Dans le même hôpital se trouvait également Maria, 25 ans, elle y était entrée après le nouvel an suite à une intoxication dont les médecins n’ont pas réussi à diagnostiquer la cause. Maria consommait très peu de drogues et fréquentait les écoles de l’amitié du Mojoca. Elle y était aimée parce qu’elle était aimable et souriante. Elle est morte il y a 2 jours. Des bruits commencent à courir. On parle d’empoisonnement, on murmure que ce n’est pas la première victime, d’autres filles sont mortes de façon inexpliquée.
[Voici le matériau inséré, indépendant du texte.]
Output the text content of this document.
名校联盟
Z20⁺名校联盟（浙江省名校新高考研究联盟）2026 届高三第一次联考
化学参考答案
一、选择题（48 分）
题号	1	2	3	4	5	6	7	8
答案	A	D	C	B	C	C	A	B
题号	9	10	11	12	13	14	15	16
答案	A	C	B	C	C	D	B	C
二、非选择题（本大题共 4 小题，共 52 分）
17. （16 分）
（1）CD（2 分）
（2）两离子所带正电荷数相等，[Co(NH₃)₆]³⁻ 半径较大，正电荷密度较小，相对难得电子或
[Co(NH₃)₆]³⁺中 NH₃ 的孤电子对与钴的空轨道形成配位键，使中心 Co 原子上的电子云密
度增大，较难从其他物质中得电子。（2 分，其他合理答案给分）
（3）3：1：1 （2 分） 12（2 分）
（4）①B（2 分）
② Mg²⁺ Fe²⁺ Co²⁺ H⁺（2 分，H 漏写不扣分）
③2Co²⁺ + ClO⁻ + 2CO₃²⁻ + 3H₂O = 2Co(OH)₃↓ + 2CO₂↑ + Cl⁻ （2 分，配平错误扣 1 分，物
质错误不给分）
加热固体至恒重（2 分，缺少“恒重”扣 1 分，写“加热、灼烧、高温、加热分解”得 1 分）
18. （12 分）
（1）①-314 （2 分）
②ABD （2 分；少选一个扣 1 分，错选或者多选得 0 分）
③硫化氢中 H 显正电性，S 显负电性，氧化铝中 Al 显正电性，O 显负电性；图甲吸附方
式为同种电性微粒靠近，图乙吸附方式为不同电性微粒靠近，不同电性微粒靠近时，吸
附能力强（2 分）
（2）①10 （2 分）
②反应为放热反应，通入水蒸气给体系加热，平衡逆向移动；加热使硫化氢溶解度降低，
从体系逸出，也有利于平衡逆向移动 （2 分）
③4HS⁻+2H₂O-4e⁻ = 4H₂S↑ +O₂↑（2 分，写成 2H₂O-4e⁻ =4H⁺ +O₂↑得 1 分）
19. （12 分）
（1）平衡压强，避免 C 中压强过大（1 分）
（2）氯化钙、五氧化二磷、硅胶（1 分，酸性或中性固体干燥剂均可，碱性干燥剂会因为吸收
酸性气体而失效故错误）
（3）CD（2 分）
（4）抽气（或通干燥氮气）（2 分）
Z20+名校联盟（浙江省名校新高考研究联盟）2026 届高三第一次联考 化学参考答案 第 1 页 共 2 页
Nous prenons l’affaire très au sérieux pour éviter de possibles lynchages. Ce matin, c’était l’enterrement de Maria. Sa mère, sa fille, Daniella, de 3 ans, un frère et une sœur, son beau-père et sa belle-sœur et des jeunes du Mojoca, de la maison du 8 mars, l’accompagnaient à sa dernière demeure dans l’immense cimetière central de la capitale. Comme toujours des scènes déchirantes, des sanglots, des cris de douleurs, des chants et des discours de tendresses et de détresses des jeunes du Mojoca.

 

Tant de fois, j’ai arpenté derrière un cercueil les allées de ce cimetière et surtout qu’on ne nous dise pas que ces jeunes vivent maintenant dans l’autre monde une vie meilleure. Qu’on ne parle pas des paradis pour demain pour nous faire supporter les enfers d’aujourd’hui. Les enfers de la rue, les hôpitaux délaissés, les prisons surchargées, les enfers de la pauvreté de la misère de la faim. Le paradis c’est aujourd’hui que nous le voulons. Et nous allons continuer à lutter pour le conquérir, pour préparer et réaliser une révolution planétaire et nécessaire.

Vous serez dans le coup n’est-ce pas, Gérard.